•  
  •  
  •  
  •  
  •  
  •  
  •  
  •  
  •  
  •  
  •  
  •  
  •  
  •  
  •  
  •  
  •  
  •  
  •  
  •  
  •  
  •  
  •  
  •  

Guerre de mots entre les pour et les contre un centre de toxicomanie

Un homme barbu avec un t-shirt noir.

Rodell Bautista plaide en faveur d'un centre de désintoxication à Winnipeg. Il aurait aimé qu'un tel service soit offert à son beau-fils, mort le mois dernier.

Photo : Radio-Canada

Radio-Canada

À peine deux semaines après la mort de son beau-fils, Rodell Bautista était au centre d'un débat houleux à propos d'un centre de traitement de la toxicomanie à Winnipeg qui, selon lui, aurait pu sauver la vie de ce dernier.

Mardi, Rodell Bautista en a discuté avec passion lors d’une réunion d’information à propos du Bruce Oake Recovery Center, un nouveau centre de 50 places qui offrirait des traitements à long terme à des hommes souffrant d’une dépendance.

Un grand nombre de personnes se sont présentées au centre communautaire Sturgeon Heights pour discuter de l’arrivée du centre dans le quartier St James.
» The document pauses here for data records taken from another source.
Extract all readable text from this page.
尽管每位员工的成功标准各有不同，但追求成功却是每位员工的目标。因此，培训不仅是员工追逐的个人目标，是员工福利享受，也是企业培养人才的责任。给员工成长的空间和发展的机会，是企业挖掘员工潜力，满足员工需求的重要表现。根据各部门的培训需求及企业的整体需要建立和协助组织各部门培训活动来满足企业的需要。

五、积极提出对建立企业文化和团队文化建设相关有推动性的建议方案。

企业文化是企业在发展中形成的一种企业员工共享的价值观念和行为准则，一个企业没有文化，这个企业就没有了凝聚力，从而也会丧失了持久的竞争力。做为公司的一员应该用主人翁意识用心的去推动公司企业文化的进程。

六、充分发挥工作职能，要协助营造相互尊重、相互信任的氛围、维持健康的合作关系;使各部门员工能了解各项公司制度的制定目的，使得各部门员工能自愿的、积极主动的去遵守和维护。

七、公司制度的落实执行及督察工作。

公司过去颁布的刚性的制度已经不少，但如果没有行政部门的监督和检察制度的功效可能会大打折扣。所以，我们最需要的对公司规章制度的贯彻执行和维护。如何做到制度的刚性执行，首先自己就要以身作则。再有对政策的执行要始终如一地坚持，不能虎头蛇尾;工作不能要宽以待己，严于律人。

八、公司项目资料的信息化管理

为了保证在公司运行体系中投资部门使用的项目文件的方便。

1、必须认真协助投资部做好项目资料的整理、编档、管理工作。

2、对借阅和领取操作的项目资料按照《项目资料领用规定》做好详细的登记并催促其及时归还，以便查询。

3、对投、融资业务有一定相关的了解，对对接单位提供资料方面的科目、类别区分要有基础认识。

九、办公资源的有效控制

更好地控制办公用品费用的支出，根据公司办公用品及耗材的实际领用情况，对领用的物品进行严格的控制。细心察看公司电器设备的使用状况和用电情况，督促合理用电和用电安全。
Ceux qui se disaient pour le centre portaient du noir, tandis que les opposants portaient du blanc.

Rodell Bautista dit que son beau-fils, Gabriel Pereira, âgé de 20 ans, avait essayé d'obtenir de l'aide pendant des années.

« Il écrivait tous les jours qu'il avait le désir de changer et de se faire soigner. Il voulait se débarrasser de ses habitudes », raconte-t-il.

« Tous les jours, il écrivait avec un stylo sur du papier », des mots qu’il trouvera seulement après son suicide, le 29 juillet.

Ce n'était pas son choix. C'est une maladie qui doit être traitée.

Rodell Bautista

La Ville de Winnipeg a vendu le terrain de l’ancien aréna Vimy pour 1 $ à la province qui envisage de le louer 1 $ par an au nouveau centre Bruce-Oake pour une durée de 99 ans.

Le bâtiment est inutilisé, et les terrains sont évalués à 1,43 million de dollars.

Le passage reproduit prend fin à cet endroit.